What is the spending assumed in the model?... doesn't say that I can find.... or is he just looking at income but if so how is he including investment results on the retirement assets.
 
His conclusion is based on when the subject is going to die. Rather not helpful for most.
 
What is the spending assumed in the model?... doesn't say that I can find.... or is he just looking at income but if so how is he including investment results on the retirement assets.

Not sure he models spending - he's a retired actuary
 
Not sure he models spending - he's a retired actuary

I'm not sure his approach makes a lot of sense but it is less than totally clear what he is calculating and how it is relevant to assessing the optimal alternative. Like many actuaries, his communication skills could be better. (From a former life finance guy who spent a lot of time with life actuaries - most very good and some much less so.)
 
I'm not sure his approach makes a lot of sense but it is less than totally clear what he is calculating and how it is relevant to assessing the optimal alternative.
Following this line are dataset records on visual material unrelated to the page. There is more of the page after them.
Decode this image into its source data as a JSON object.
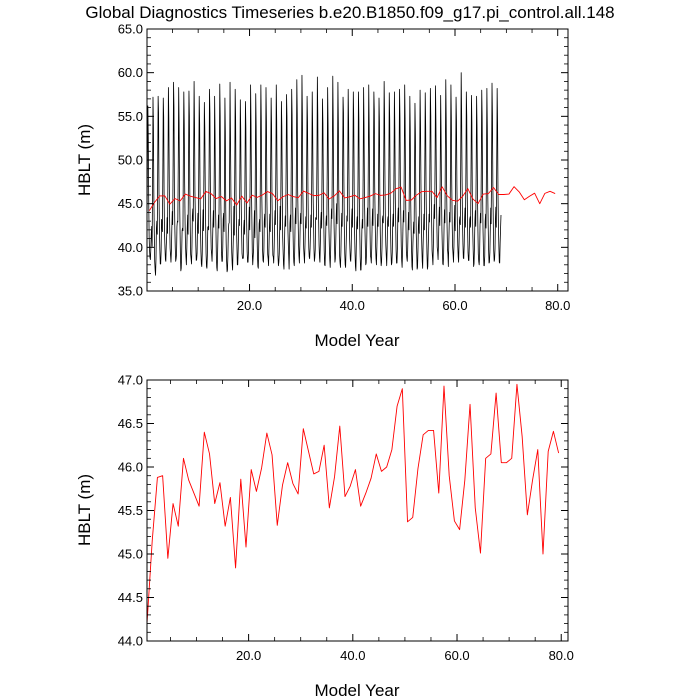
{
  "title": "Global Diagnostics Timeseries b.e20.B1850.f09_g17.pi_control.all.148",
  "colors": {
    "monthly_line": "#000000",
    "annual_line": "#ff0000",
    "frame": "#000000"
  },
  "chart_data": [
    {
      "type": "line",
      "title": "Global Diagnostics Timeseries b.e20.B1850.f09_g17.pi_control.all.148",
      "xlabel": "Model Year",
      "ylabel": "HBLT (m)",
      "xlim": [
        0.04,
        82
      ],
      "ylim": [
        35.0,
        65.0
      ],
      "xticks": [
        20.0,
        40.0,
        60.0,
        80.0
      ],
      "xtick_labels": [
        "20.0",
        "40.0",
        "60.0",
        "80.0"
      ],
      "yticks": [
        35.0,
        40.0,
        45.0,
        50.0,
        55.0,
        60.0,
        65.0
      ],
      "ytick_labels": [
        "35.0",
        "40.0",
        "45.0",
        "50.0",
        "55.0",
        "60.0",
        "65.0"
      ],
      "grid": false,
      "series": [
        {
          "color": "#000000",
          "x_start": 0.04,
          "x_step": 0.0833333,
          "values": [
            41.7,
            49.8,
            56.2,
            52.6,
            45.4,
            41.2,
            39.6,
            38.8,
            38.6,
            39.9,
            41.6,
            42.4,
            40.1,
            47.4,
            57.2,
            53.8,
            45.9,
            41.8,
            38.4,
            37.4,
            36.8,
            38.7,
            42.2,
            43.0,
            41.5,
            48.9,
            57.3,
            55.4,
            46.3,
            42.2,
            39.7,
            38.1,
            38.1,
            39.6,
            43.2,
            42.8,
            41.8,
            48.8,
            57.1,
            54.9,
            45.5,
            41.5,
            39.9,
            38.6,
            38.4,
            40.2,
            41.3,
            43.4,
            41.6,
            49.1,
            58.3,
            54.8,
            47.8,
            42.4,
            39.9,
            39.1,
            38.3,
            39.6,
            42.2,
            44.1,
            42.6,
            49.8,
            58.9,
            56.0,
            46.4,
            42.3,
            40.0,
            38.4,
            38.7,
            39.2,
            42.4,
            43.0,
            42.9,
            49.4,
            58.3,
            54.3,
            46.5,
            42.6,
            39.3,
            37.3,
            37.6,
            39.3,
            41.9,
            42.2,
            41.9,
            50.9,
            57.8,
            54.2,
            47.3,
            42.6,
            40.2,
            38.9,
            38.0,
            39.8,
            42.2,
            43.7,
            41.5,
            49.4,
            57.9,
            55.0,
            46.7,
            42.3,
            39.2,
            38.7,
            38.1,
            40.1,
            43.6,
            44.4,
            43.0,
            50.6,
            59.0,
            54.3,
            46.3,
            43.4,
            40.3,
            38.5,
            38.6,
            39.3,
            42.5,
            43.9,
            41.6,
            49.5,
            57.3,
            54.1,
            45.8,
            41.9,
            39.5,
            38.1,
            37.8,
            39.2,
            42.2,
            44.3,
            41.9,
            49.0,
            56.6,
            53.7,
            47.1,
            42.6,
            39.3,
            37.8,
            37.6,
            39.1,
            42.3,
            42.4,
            42.0,
            49.4,
            58.1,
            55.4,
            47.3,
            42.1,
            39.8,
            39.2,
            38.4,
            40.3,
            42.6,
            44.2,
            42.3,
            48.3,
            57.3,
            53.0,
            44.9,
            42.2,
            39.1,
            37.7,
            37.3,
            39.5,
            42.1,
            43.7,
            42.2,
            49.3,
            58.7,
            55.0,
            46.9,
            43.4,
            39.4,
            38.4,
            38.4,
            40.0,
            43.2,
            43.9,
            41.8,
            47.4,
            57.1,
            53.2,
            44.3,
            40.4,
            38.4,
            37.2,
            37.4,
            39.1,
            41.7,
            42.7,
            42.8,
            48.8,
            58.9,
            53.0,
            46.3,
            42.2,
            39.4,
            38.1,
            37.4,
            39.8,
            41.6,
            44.7,
            41.4,
            48.6,
            58.1,
            54.8,
            46.0,
            42.5,
            40.3,
            38.0,
            38.0,
            39.7,
            42.0,
            43.2,
            42.5,
            48.9,
            56.9,
            53.4,
            45.4,
            41.8,
            39.3,
            38.8,
            38.7,
            38.8,
            42.2,
            43.1,
            41.5,
            49.4,
            56.7,
            53.7,
            45.5,
            42.3,
            39.5,
            38.3,
            38.3,
            39.4,
            42.6,
            44.6,
            42.0,
            48.7,
            58.6,
            54.2,
            46.7,
            43.2,
            39.3,
            38.0,
            38.9,
            39.8,
            42.3,
            44.2,
            41.1,
            48.4,
            57.6,
            53.9,
            45.6,
            41.8,
            39.1,
            37.8,
            37.6,
            40.1,
            42.7,
            43.2,
            41.8,
            50.0,
            58.6,
            54.5,
            46.6,
            43.3,
            39.7,
            38.5,
            38.3,
            39.5,
            43.0,
            43.8,
            42.3,
            49.5,
            58.3,
            54.4,
            45.9,
            42.3,
            39.2,
            38.7,
            37.9,
            40.2,
            42.3,
            43.8,
            41.8,
            50.0,
            57.1,
            54.1,
            45.6,
            41.8,
            39.1,
            38.9,
            38.2,
            39.8,
            42.5,
            44.2,
            42.6,
            49.0,
            58.6,
            54.5,
            46.6,
            41.8,
            39.0,
            37.9,
            38.3,
            39.3,
            42.0,
            44.7,
            42.0,
            48.4,
            56.7,
            53.8,
            46.5,
            41.1,
            39.5,
            38.0,
            37.5,
            40.0,
            42.4,
            43.6,
            42.4,
            49.2,
            57.5,
            55.0,
            47.1,
            42.4,
            40.5,
            39.1,
            37.5,
            40.1,
            42.8,
            43.7,
            41.8,
            49.5,
            58.1,
            55.1,
            46.7,
            42.3,
            39.6,
            38.3,
            37.9,
            39.5,
            43.0,
            44.5,
            42.7,
            49.6,
            59.2,
            55.3,
            46.4,
            43.4,
            40.5,
            39.0,
            38.2,
            40.2,
            42.8,
            43.9,
            42.7,
            50.2,
            59.7,
            55.4,
            46.9,
            42.7,
            39.9,
            39.0,
            38.2,
            40.1,
            42.3,
            43.5,
            42.2,
            49.0,
            57.3,
            54.3,
            46.6,
            42.5,
            39.9,
            38.9,
            38.7,
            39.9,
            42.0,
            43.7,
            42.3,
            49.1,
            57.8,
            53.6,
            46.1,
            43.2,
            39.9,
            38.4,
            38.8,
            39.7,
            43.4,
            43.2,
            43.2,
            50.1,
            59.5,
            55.2,
            46.2,
            43.0,
            40.2,
            38.8,
            38.3,
            40.5,
            43.0,
            44.0,
            42.2,
            49.3,
            57.0,
            54.1,
            46.4,
            42.8,
            39.6,
            38.0,
            37.9,
            40.0,
            42.8,
            43.6,
            42.5,
            49.0,
            58.3,
            54.0,
            45.8,
            42.2,
            40.1,
            38.6,
            37.7,
            39.6,
            42.4,
            44.4,
            43.3,
            50.6,
            59.6,
            54.8,
            46.7,
            42.6,
            40.2,
            38.3,
            38.7,
            40.6,
            43.4,
            45.0,
            42.7,
            49.5,
            58.9,
            54.3,
            46.2,
            42.6,
            39.0,
            38.2,
            37.7,
            39.5,
            42.2,
            43.9,
            42.4,
            48.8,
            57.2,
            55.4,
            47.5,
            42.3,
            39.3,
            38.0,
            37.7,
            39.8,
            41.8,
            43.6,
            43.0,
            49.3,
            58.1,
            54.3,
            46.9,
            41.5,
            39.9,
            38.6,
            38.4,
            39.7,
            43.1,
            44.4,
            42.3,
            49.8,
            57.8,
            54.5,
            46.6,
            41.6,
            39.3,
            37.8,
            37.3,
            40.3,
            42.8,
            43.5,
            42.1,
            48.4,
            57.8,
            54.6,
            45.6,
            41.9,
            39.0,
            37.4,
            37.4,
            39.0,
            42.0,
            43.2,
            42.2,
            48.9,
            58.3,
            53.9,
            46.0,
            42.5,
            40.2,
            38.0,
            38.2,
            39.6,
            42.7,
            44.5,
            42.4,
            49.5,
            58.6,
            53.9,
            47.6,
            41.9,
            39.0,
            38.8,
            38.2,
            39.9,
            42.8,
            44.4,
            42.5,
            49.7,
            57.8,
            55.6,
            46.9,
            43.3,
            40.2,
            38.7,
            38.0,
            40.0,
            42.2,
            43.8,
            42.4,
            48.0,
            57.1,
            54.4,
            45.4,
            41.6,
            39.0,
            37.9,
            38.3,
            40.0,
            43.2,
            43.6,
            42.8,
            49.4,
            59.0,
            55.1,
            47.3,
            42.2,
            40.2,
            39.0,
            37.9,
            39.9,
            43.0,
            43.5,
            42.4,
            49.5,
            57.7,
            54.6,
            46.2,
            41.8,
            39.4,
            38.0,
            38.2,
            39.4,
            42.6,
            43.8,
            42.4,
            49.5,
            57.8,
            53.7,
            45.8,
            42.5,
            39.6,
            38.2,
            38.2,
            39.9,
            43.4,
            44.5,
            42.9,
            50.7,
            58.1,
            54.7,
            46.6,
            43.3,
            40.1,
            38.5,
            37.7,
            39.6,
            42.4,
            44.2,
            42.9,
            49.9,
            58.6,
            54.5,
            46.8,
            42.4,
            39.4,
            38.8,
            38.4,
            39.7,
            42.2,
            44.0,
            42.0,
            48.9,
            57.3,
            53.5,
            45.6,
            42.1,
            39.8,
            37.8,
            37.4,
            40.0,
            41.6,
            42.9,
            41.6,
            48.7,
            56.5,
            53.0,
            45.8,
            41.6,
            39.8,
            37.5,
            37.7,
            39.6,
            42.5,
            43.5,
            41.6,
            49.6,
            58.0,
            53.9,
            47.3,
            42.5,
            40.1,
            38.4,
            37.6,
            40.2,
            42.1,
            43.8,
            42.0,
            49.3,
            57.7,
            53.9,
            46.2,
            42.3,
            39.3,
            37.5,
            37.8,
            40.0,
            42.0,
            43.8,
            42.9,
            50.5,
            58.2,
            55.0,
            46.3,
            42.8,
            39.6,
            38.8,
            38.0,
            40.3,
            43.2,
            44.9,
            43.3,
            49.9,
            58.5,
            54.2,
            47.4,
            43.0,
            40.0,
            39.5,
            38.6,
            40.5,
            43.2,
            44.6,
            42.5,
            48.6,
            57.4,
            53.3,
            46.2,
            42.0,
            39.8,
            38.1,
            38.0,
            39.3,
            42.4,
            44.3,
            42.8,
            50.9,
            59.2,
            54.5,
            46.8,
            42.4,
            39.8,
            39.2,
            37.8,
            40.4,
            42.6,
            44.0,
            42.9,
            49.4,
            58.6,
            54.8,
            47.2,
            42.7,
            40.0,
            39.2,
            38.3,
            40.0,
            42.9,
            44.8,
            41.9,
            49.0,
            57.2,
            54.5,
            47.1,
            42.8,
            40.2,
            38.9,
            38.3,
            40.6,
            43.1,
            43.5,
            42.6,
            50.5,
            60.0,
            55.4,
            48.1,
            43.1,
            40.5,
            38.8,
            38.7,
            40.2,
            43.2,
            44.5,
            42.3,
            48.7,
            57.8,
            55.0,
            46.8,
            42.2,
            39.4,
            38.5,
            38.5,
            40.3,
            43.2,
            43.5,
            42.3,
            49.2,
            57.4,
            54.3,
            45.5,
            41.8,
            39.7,
            37.8,
            38.1,
            40.0,
            43.0,
            44.2,
            42.4,
            48.9,
            57.3,
            53.8,
            46.5,
            42.1,
            39.2,
            38.4,
            38.0,
            39.0,
            42.6,
            43.9,
            42.8,
            49.5,
            58.0,
            54.8,
            46.3,
            42.0,
            39.7,
            37.9,
            37.9,
            39.0,
            43.0,
            43.8,
            42.2,
            49.3,
            58.2,
            53.9,
            46.5,
            42.7,
            39.8,
            38.2,
            38.3,
            39.4,
            42.1,
            44.5,
            42.7,
            49.4,
            58.8,
            55.1,
            46.9,
            42.8,
            39.6,
            38.4,
            38.6,
            39.8,
            43.3,
            44.6,
            42.3,
            49.5,
            58.2,
            54.1,
            46.0,
            42.4,
            40.1,
            38.3,
            38.2,
            40.5,
            42.2,
            43.7
          ]
        },
        {
          "color": "#ff0000",
          "x_start": 0.5,
          "x_step": 1,
          "values": [
            44.2,
            45.15,
            45.88,
            45.9,
            44.95,
            45.58,
            45.32,
            46.1,
            45.85,
            45.7,
            45.55,
            46.4,
            46.15,
            45.58,
            45.82,
            45.32,
            45.65,
            44.84,
            45.86,
            45.08,
            45.97,
            45.72,
            45.99,
            46.39,
            46.14,
            45.33,
            45.79,
            46.05,
            45.81,
            45.69,
            46.44,
            46.18,
            45.92,
            45.95,
            46.25,
            45.53,
            45.89,
            46.47,
            45.66,
            45.78,
            45.97,
            45.55,
            45.7,
            45.87,
            46.15,
            45.95,
            46.0,
            46.2,
            46.7,
            46.9,
            45.37,
            45.42,
            45.98,
            46.37,
            46.42,
            46.42,
            45.7,
            46.93,
            45.9,
            45.38,
            45.28,
            45.85,
            46.72,
            45.53,
            45.01,
            46.1,
            46.15,
            46.85,
            46.05,
            46.05,
            46.1,
            46.95,
            46.35,
            45.45,
            45.85,
            46.2,
            45.0,
            46.18,
            46.41,
            46.16
          ]
        }
      ]
    },
    {
      "type": "line",
      "xlabel": "Model Year",
      "ylabel": "HBLT (m)",
      "xlim": [
        0.5,
        81.3
      ],
      "ylim": [
        44.0,
        47.0
      ],
      "xticks": [
        20.0,
        40.0,
        60.0,
        80.0
      ],
      "xtick_labels": [
        "20.0",
        "40.0",
        "60.0",
        "80.0"
      ],
      "yticks": [
        44.0,
        44.5,
        45.0,
        45.5,
        46.0,
        46.5,
        47.0
      ],
      "ytick_labels": [
        "44.0",
        "44.5",
        "45.0",
        "45.5",
        "46.0",
        "46.5",
        "47.0"
      ],
      "grid": false,
      "series": [
        {
          "color": "#ff0000",
          "x_start": 0.5,
          "x_step": 1,
          "values": [
            44.2,
            45.15,
            45.88,
            45.9,
            44.95,
            45.58,
            45.32,
            46.1,
            45.85,
            45.7,
            45.55,
            46.4,
            46.15,
            45.58,
            45.82,
            45.32,
            45.65,
            44.84,
            45.86,
            45.08,
            45.97,
            45.72,
            45.99,
            46.39,
            46.14,
            45.33,
            45.79,
            46.05,
            45.81,
            45.69,
            46.44,
            46.18,
            45.92,
            45.95,
            46.25,
            45.53,
            45.89,
            46.47,
            45.66,
            45.78,
            45.97,
            45.55,
            45.7,
            45.87,
            46.15,
            45.95,
            46.0,
            46.2,
            46.7,
            46.9,
            45.37,
            45.42,
            45.98,
            46.37,
            46.42,
            46.42,
            45.7,
            46.93,
            45.9,
            45.38,
            45.28,
            45.85,
            46.72,
            45.53,
            45.01,
            46.1,
            46.15,
            46.85,
            46.05,
            46.05,
            46.1,
            46.95,
            46.35,
            45.45,
            45.85,
            46.2,
            45.0,
            46.18,
            46.41,
            46.16
          ]
        }
      ]
    }
  ]
}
Like many actuaries, his communication skills could be better. (From a former life finance guy who spent a lot of time with life actuaries - most very good and some much less so.)

words, pictures and numbers

instead of using an annuity factor he's estimating a present value at 65 depending on age at death. as you can see on the chart, the longer you live the better the qlac option
 
.....instead of using an annuity factor he's estimating a present value at 65 depending on age at death. as you can see on the chart, the longer you live the better the qlac option

Yeah... perceptive glimpse of the obvious. :facepalm:
 
Yeah... perceptive glimpse of the obvious. :facepalm:

I would have used an annuity factor at 65 to compare the options rather than an assumed age at death. Not my blog though.
 
I agree... an expected present value approach combining mortality and the time value of money to assess which approach is optimal.
 
well when I finally pull the chute I'll probably do a lot of blogging on this and other subjects
 
I can't match his numbers.

In the first column, it appears that the pv of the first 5 SS benefits is $96,227.
And, the pv of the next 5 SS benefits is ( $183,551 - $96,227 ) = $87,324.
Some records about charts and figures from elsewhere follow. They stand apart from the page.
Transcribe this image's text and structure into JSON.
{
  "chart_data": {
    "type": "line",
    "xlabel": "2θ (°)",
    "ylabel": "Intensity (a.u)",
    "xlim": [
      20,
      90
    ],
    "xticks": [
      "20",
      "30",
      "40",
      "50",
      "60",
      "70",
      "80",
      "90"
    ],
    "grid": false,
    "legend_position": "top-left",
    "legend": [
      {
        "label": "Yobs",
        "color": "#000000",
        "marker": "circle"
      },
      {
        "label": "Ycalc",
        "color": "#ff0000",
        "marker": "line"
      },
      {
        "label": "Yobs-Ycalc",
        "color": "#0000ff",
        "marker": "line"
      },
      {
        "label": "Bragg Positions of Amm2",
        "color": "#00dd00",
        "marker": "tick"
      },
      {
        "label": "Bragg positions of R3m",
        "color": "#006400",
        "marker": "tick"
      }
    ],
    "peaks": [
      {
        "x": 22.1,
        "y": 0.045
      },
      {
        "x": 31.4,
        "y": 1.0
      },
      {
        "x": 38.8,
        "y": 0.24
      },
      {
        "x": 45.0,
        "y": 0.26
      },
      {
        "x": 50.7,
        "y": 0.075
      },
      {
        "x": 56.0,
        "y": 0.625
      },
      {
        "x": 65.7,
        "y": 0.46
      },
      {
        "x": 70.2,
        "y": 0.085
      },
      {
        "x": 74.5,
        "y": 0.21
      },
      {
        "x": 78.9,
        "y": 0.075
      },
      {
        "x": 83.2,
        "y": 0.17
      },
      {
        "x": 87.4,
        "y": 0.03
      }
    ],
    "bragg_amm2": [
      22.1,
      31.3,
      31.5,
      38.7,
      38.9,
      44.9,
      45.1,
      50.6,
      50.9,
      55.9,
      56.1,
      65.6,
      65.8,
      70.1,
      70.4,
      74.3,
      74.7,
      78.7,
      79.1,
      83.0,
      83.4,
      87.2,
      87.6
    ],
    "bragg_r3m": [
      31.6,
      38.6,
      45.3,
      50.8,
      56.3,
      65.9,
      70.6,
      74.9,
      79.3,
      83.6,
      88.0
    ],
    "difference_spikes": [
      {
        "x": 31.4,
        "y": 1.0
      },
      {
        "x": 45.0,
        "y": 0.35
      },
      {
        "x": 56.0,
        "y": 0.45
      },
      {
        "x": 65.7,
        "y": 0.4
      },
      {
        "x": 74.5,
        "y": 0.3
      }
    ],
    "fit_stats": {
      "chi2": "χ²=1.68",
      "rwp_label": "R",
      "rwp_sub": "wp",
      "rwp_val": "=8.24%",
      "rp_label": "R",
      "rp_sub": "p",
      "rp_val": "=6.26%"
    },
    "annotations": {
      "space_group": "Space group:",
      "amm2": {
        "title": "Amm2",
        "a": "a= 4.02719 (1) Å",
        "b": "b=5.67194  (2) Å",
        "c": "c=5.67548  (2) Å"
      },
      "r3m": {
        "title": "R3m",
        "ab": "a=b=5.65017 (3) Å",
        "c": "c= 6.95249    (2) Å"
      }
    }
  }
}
In the second column, the pv of the first 5 SS benefits is, of course, $0.
Each of the second 5 SS benefits should be 1.4143 times the corresponding SS benefit in the first column. (I'm using the factor he provides for the SS increase from deferring to age 70.)
Therefore, in the second column, I expect the pv of the second 5 SS benefits to be 1.4143 x $87,324 = $123,501.

But, his table shows it as $113,330.
 
In all my planning I simply assume I'll live an average lifespan....83.....as I have no way to come up with a better number. I have longevity insurance as I have a small COLAed pension so the higher income past 83 that deferring SS would give me isn't a big factor for me. In my projections when I take SS has an insignificant difference to my net worth at age 83. So when I take it will just depend on my desire for the extra income.